A operação clandestina da Polícia Militar contra pessoas em situação de rua que ocorreu na madrugada da última terça-feira (31), em Itajaí, teria no comando um policial cuja ficha inclui uma condenação em segunda instância por tortura, com pena de sete anos de prisão. A PM não respondeu por que, apesar disso, ele permanece nas ruas e coordena equipes policiais.
Quando foram encontrados no acostamento da BR-101, em Balneário Camboriú, os mais de 30 moradores de rua expulsos de Itajaí e obrigados a caminhar em fila escoltados pela PM, sob ameaças e golpes de cassetete, relataram à secretária de Assistência Social de Balneário, Christina Barrichello, que os policiais diziam a eles que estava em curso a “Operação Tadeu”.
O sargento Tadeu José de Andrade era o “comandante de policiamento” naquela noite, o encarregado direto pelo trabalho policial. Em fotos publicadas em seu perfil nas redes sociais, ele aparece na companhia dos demais plantonistas da madrugada, de arma em punho, e com a legenda “Bom descanso Itajaí”, às 2h40min. A localização é no Morro do Matadouro, local onde estava a maioria das pessoas em situação de rua abordadas na “operação”.
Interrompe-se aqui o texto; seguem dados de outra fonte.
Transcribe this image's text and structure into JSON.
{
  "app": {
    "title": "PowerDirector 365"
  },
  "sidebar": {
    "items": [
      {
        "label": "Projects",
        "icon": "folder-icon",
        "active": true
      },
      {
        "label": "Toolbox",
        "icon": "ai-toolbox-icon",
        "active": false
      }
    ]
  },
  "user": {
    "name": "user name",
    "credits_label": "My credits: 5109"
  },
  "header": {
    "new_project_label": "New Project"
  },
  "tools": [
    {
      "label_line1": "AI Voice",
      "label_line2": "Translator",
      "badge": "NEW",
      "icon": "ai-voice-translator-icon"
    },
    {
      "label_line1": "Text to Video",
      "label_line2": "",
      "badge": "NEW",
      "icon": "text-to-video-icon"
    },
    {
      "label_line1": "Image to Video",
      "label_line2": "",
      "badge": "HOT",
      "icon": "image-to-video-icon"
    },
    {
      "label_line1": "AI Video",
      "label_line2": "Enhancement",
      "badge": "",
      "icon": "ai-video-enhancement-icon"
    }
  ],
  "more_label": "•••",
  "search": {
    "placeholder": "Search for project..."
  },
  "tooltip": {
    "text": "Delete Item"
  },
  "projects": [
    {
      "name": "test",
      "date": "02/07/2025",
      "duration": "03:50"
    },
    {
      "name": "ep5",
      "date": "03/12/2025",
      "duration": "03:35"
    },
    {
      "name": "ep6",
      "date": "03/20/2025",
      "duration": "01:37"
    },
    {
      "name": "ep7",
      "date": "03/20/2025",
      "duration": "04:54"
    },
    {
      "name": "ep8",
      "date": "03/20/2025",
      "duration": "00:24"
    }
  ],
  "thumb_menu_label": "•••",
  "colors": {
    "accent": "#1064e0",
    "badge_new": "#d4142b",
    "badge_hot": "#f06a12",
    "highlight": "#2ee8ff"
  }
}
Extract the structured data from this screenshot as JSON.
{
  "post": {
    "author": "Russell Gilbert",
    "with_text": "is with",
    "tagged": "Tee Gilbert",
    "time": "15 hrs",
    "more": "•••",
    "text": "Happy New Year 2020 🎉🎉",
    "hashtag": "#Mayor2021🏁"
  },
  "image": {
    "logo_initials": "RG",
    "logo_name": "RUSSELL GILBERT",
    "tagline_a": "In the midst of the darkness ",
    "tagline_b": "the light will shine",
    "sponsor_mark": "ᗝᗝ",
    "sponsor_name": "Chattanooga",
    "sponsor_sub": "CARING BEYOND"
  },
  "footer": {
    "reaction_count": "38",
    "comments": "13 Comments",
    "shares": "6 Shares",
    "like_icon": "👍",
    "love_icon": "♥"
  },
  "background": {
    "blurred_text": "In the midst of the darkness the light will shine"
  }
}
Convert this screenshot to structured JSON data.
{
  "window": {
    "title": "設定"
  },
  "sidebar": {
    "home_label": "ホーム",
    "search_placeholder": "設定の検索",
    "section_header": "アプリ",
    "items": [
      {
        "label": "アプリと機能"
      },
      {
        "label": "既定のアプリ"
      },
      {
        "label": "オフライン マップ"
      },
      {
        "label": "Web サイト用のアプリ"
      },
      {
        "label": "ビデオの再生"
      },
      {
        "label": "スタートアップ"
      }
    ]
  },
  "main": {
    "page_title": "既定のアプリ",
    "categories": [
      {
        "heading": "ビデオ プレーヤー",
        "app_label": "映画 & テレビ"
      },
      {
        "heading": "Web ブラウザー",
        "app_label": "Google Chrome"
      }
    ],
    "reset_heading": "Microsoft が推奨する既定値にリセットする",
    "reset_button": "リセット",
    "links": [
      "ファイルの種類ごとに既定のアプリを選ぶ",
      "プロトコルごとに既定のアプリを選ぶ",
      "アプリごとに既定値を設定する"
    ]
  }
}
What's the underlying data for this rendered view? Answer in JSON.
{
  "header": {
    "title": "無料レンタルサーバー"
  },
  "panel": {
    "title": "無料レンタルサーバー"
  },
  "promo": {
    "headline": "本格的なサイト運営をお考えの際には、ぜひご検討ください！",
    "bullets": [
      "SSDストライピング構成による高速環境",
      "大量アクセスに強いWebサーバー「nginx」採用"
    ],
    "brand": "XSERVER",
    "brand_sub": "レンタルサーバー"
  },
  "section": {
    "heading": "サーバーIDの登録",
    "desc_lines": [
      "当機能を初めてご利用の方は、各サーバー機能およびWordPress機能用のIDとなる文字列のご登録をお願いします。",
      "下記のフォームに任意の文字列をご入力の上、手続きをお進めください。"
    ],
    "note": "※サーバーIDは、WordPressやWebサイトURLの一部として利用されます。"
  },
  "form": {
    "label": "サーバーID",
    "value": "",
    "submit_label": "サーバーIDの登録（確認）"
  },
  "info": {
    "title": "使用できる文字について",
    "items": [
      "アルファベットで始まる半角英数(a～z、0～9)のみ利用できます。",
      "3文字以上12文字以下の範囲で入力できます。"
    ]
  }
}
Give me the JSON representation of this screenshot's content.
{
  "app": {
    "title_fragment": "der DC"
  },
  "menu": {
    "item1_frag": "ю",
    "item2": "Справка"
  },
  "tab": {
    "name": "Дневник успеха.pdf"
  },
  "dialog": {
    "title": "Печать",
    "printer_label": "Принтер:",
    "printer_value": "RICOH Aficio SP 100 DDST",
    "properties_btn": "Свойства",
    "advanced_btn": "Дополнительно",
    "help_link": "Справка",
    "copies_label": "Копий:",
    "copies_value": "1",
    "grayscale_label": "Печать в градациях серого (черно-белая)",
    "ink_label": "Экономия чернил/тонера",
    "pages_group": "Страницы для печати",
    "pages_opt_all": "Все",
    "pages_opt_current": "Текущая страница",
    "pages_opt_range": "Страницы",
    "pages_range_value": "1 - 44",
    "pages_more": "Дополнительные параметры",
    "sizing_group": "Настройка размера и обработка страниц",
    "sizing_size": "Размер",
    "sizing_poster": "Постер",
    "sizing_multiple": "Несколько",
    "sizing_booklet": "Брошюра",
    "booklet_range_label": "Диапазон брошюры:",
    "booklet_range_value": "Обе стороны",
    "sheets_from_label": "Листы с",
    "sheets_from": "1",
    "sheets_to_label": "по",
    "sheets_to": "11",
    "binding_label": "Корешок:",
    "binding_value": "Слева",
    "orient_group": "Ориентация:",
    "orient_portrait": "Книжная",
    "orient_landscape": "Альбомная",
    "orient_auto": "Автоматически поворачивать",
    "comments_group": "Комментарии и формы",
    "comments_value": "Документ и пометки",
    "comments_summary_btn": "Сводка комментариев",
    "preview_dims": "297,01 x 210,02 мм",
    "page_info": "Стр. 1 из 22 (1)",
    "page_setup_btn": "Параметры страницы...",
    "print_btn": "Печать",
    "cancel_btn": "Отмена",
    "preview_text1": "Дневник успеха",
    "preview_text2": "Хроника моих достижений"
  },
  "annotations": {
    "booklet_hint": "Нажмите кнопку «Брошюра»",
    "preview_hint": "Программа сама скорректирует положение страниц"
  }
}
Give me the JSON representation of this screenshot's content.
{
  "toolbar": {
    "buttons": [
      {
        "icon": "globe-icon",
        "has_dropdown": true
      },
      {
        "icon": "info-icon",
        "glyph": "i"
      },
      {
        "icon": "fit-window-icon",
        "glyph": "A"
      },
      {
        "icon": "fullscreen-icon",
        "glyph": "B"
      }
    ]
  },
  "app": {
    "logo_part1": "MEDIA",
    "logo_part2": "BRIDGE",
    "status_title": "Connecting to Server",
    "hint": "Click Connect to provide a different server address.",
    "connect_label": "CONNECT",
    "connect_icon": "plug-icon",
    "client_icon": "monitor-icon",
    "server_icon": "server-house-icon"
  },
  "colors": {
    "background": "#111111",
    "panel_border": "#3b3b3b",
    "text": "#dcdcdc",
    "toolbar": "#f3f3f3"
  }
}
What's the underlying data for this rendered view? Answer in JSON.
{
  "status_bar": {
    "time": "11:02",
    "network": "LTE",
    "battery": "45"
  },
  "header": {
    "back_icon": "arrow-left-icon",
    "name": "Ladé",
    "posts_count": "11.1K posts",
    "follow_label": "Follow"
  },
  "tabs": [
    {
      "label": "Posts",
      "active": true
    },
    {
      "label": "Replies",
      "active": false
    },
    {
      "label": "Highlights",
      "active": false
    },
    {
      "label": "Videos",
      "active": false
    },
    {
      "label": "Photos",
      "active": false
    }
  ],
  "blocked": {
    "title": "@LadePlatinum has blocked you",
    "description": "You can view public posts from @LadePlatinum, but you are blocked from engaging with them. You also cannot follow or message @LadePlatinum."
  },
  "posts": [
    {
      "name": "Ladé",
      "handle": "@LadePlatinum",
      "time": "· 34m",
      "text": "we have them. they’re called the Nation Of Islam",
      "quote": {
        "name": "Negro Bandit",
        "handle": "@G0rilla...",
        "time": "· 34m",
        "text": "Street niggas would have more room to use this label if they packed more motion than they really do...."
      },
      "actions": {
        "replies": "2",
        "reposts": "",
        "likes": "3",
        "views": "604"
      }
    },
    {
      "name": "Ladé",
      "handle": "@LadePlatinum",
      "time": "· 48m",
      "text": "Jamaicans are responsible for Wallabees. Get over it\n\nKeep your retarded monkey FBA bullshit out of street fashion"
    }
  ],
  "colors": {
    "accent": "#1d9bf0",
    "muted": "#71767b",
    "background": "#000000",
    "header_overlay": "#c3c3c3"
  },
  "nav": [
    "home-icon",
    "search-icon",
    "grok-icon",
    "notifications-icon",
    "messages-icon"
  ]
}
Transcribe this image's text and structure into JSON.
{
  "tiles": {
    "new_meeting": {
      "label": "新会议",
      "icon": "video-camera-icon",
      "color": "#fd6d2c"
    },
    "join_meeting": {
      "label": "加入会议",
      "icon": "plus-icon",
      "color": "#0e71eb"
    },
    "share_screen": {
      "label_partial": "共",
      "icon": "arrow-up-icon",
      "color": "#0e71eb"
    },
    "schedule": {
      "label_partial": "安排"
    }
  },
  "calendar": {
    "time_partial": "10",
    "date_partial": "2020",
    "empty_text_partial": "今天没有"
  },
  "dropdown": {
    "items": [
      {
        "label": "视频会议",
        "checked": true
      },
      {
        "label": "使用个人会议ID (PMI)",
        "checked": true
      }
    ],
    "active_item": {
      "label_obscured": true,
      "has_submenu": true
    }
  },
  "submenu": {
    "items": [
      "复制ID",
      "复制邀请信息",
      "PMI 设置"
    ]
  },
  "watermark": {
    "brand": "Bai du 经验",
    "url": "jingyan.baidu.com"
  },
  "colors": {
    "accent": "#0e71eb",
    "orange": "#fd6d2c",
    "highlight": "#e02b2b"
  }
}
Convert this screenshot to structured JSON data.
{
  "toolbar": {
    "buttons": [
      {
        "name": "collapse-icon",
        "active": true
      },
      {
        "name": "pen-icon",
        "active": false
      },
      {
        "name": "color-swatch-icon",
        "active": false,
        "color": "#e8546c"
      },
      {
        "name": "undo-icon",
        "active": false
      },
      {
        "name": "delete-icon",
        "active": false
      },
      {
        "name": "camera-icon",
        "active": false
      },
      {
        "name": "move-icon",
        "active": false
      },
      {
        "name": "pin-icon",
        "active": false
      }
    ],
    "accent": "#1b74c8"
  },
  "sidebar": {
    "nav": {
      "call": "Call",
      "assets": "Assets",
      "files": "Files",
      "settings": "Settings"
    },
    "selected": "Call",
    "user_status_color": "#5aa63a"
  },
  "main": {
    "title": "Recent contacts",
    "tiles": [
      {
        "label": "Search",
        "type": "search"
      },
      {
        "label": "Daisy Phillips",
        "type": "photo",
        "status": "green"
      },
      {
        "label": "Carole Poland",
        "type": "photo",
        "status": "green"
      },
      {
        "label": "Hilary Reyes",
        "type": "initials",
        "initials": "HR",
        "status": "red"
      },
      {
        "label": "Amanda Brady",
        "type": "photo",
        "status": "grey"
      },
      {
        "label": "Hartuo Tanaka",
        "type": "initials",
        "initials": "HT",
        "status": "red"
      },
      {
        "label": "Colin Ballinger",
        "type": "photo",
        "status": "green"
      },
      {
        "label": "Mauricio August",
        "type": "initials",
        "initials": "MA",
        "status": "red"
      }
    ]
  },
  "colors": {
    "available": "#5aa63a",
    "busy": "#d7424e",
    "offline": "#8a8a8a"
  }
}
Na manhã seguinte, diante da repercussão do caso, o comando da Polícia Militar informou em nota que desconhecia a “operação”. Disse que a ação foi feita por iniciativa dos próprios policiais, não era institucional, e reconheceu a irregularidade ao admitir que esse tipo de abordagem é feito apenas com a presença de equipes especializadas de assistência social. Confirmou, portanto, tratar-se de uma ação clandestina.
“Não se tratava de uma operação policial institucional e integrante de planejamento prévio, tendo sido feita à revelia e sem conhecimento de do Comando do Batalhão“, informou a nota.
O governador Jorginho Mello (PL) pediu apuração rigorosa do caso à Polícia Militar.
Sete anos de prisão
Tadeu José de Andrade é conhecido da Justiça em Santa Catarina. Ele foi acusado em 2011, com outros dois policiais, de torturar dois homens e uma mulher em Itajaí com chutes, pontapés e tiros de pistola taser, a arma de choque. A denúncia do Ministério Público afirma que uma criança também recebeu choques elétricos.
O sargento foi condenado por crime de tortura, em 2020. Recorreu ao Tribunal de Justiça e, em 2021, foi condenado pela segunda vez. Os desembargadores ajustaram a pena, que ficou fixada em sete anos, nove meses e seis dias de prisão em regime semiaberto. Também determinaram a perda do cargo.
Pela legislação brasileira, o sargento poderia ter sido preso, e obrigado a passar as noites na prisão. No entanto, o Ministério Público não requereu o cumprimento imediato da sentença, e isso não foi determinado pela Justiça. Atualmente, o processo está em fase de recurso no Supremo Tribunal Federal (STF), e ele recorre em liberdade.
A advogada de Tadeu no processo, Mariana Lixa, diz que levou o caso ao STF pela perda de função. A defesa entende que essa não pode ser uma consequência automática da condenação do policial militar, e que seria necessário outro processo para decidir sobre seu futuro na PM. É o que será discutido em Brasília. A última movimentação é de abril deste ano.
A coluna procurou o comando Regional da Polícia Militar nesta quinta-feira (2) e questionou por que, apesar de condenado à prisão por tortura, o sargento Tadeu José de Andrade não foi afastado das ruas e é escalado para comandar equipes. O comando respondeu que a PM se manifestaria por meio da assessoria de comunicação social. A PMSC informou que só irá se manifestar sobre o assunto após a conclusão do Inquérito Policial Militar que investiga o caso.
Tadeu não foi localizado pela coluna. A advogada Mariana Lixa disse que não o representa formalmente nesse caso até o momento, por isso não pode falar em seu nome. Ela é representante legal de outros sete policiais militares envolvidos na operação, e afirmou que eles irão prestar todos os esclarecimentos cabíveis quando forem solicitados.
Na quarta-feira (1), o Conselho Nacional de Direitos Humanos (CNDH) encaminhou um ofício ao secretário de Estado de Segurança Pública, Paulo Cezar de Oliveira, recomendando o afastamento dos policiais envolvidos na operação. O documento diz que o afastamento é necessário para “evitar prejuízos para as investigações e considerando também a demonstração da absoluta incapacidade e da manifesta inaptidão desses agentes para atuarem nas ruas”.